Selected Key Publications
PATHPrimer: A Comprehensive Web-Based Pathology Resource.The Netherlands: Elsevier 2016. [ Book ]
Splicing-independent recruitment of spliceosomal small nuclear RNPs to nascent RNA polymerase II transcripts.J Cell Biol. 178(6): 937-49, 2007. [ Journal Article ]
- Chromosome Res. 16(2): 223-32, 2008. [ Journal Article ]
- Nucleic Acids Res. 36(20): 6482-93, 2008. [ Journal Article ]
Expression of S100 protein in CD4-positive T-cell lymphomas is often associated with T-cell prolymphocytic leukemia.Am J Surg Pathol. 16: 2015.

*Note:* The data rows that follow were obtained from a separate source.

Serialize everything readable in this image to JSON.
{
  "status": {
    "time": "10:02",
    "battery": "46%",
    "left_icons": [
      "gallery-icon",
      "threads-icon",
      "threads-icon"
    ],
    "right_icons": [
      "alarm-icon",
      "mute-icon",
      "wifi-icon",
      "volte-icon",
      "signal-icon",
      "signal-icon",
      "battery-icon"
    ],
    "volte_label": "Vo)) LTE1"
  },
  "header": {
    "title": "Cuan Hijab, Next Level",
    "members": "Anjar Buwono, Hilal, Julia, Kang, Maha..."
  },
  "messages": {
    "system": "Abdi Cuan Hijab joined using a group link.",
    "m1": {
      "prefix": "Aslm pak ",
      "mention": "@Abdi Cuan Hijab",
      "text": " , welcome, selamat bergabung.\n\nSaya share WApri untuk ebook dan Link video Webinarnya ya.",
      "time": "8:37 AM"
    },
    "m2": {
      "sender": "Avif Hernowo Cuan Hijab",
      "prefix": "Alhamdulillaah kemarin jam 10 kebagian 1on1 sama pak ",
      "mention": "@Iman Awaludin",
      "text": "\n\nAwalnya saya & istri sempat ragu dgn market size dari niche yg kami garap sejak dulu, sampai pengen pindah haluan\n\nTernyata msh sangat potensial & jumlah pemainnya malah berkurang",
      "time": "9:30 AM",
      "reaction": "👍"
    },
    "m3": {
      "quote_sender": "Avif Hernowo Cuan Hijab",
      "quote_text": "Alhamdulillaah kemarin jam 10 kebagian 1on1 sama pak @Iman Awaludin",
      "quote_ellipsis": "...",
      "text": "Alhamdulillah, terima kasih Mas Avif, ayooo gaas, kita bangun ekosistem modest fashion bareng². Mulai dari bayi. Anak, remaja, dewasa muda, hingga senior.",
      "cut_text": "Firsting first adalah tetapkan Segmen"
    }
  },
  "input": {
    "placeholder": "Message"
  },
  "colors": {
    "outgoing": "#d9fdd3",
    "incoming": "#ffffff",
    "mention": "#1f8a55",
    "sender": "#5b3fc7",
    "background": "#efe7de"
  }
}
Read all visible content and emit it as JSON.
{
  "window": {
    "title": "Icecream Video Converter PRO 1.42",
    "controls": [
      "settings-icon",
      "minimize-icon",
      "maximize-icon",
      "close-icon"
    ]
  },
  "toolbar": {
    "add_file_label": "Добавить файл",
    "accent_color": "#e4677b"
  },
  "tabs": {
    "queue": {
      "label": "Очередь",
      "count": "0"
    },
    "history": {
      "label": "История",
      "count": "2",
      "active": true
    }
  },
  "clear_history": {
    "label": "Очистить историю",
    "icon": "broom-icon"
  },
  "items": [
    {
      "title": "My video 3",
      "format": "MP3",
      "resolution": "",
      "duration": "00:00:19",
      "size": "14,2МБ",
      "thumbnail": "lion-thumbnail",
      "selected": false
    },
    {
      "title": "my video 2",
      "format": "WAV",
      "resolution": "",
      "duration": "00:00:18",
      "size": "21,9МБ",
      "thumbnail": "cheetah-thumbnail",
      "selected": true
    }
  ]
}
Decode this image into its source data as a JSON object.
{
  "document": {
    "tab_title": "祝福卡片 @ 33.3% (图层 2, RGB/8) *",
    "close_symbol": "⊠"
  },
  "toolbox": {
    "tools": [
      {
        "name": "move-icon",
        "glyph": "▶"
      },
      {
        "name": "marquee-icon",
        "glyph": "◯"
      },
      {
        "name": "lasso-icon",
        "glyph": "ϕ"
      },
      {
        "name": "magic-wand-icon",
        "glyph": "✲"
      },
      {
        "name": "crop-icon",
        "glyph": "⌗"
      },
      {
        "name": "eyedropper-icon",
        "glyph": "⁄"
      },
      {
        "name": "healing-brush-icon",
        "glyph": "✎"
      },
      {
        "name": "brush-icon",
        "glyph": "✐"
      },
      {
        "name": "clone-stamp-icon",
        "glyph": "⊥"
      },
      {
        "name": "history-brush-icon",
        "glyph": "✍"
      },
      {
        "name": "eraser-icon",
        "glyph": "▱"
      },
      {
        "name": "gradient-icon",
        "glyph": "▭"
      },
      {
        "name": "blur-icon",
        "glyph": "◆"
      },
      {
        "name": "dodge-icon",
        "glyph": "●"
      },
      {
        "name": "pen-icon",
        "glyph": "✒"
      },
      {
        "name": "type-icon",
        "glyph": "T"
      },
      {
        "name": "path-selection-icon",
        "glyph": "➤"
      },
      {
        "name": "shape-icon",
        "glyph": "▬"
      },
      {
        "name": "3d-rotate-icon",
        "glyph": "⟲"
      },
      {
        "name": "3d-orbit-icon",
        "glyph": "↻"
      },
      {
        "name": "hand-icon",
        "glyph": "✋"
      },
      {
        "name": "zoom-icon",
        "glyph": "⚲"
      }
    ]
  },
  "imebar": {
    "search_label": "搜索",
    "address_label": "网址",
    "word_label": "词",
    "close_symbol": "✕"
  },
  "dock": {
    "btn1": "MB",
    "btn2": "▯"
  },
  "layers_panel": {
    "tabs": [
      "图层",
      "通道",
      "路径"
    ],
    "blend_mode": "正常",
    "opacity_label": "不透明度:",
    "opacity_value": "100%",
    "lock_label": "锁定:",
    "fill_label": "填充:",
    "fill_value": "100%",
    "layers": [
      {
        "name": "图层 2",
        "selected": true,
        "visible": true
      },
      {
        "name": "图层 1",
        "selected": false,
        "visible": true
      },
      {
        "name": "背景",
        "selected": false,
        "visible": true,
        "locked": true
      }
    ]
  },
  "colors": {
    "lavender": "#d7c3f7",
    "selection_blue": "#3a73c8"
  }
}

Dr. Patel attended Vanderbilt University for his undergraduate studies where he majored in mathematics and biomedical engineering. There, he became fascinated with gene regulation at the level of post- and co-transcriptional mRNA processing in his first college biology class, which led him to pursue a combined degree program at the University of Illinois at Urbana-Champaign. During his medical training, Dr. Patel realized that pathology was an excellent career choice for those interested in integrating basic science and medicine. He entered residency training in anatomic and clinical pathology at the Cedars-Sinai Medical Center, where he became intrigued by molecular pathology in his very first rotation. Dr. Patel recently completed his training as a clinical scholar and a molecular genetic pathology fellow at Cedars-Sinai Medical Center. He joined the Laboratory of Pathology, Molecular Diagnostics Section at the NIH as a molecular pathologist in October of 2016.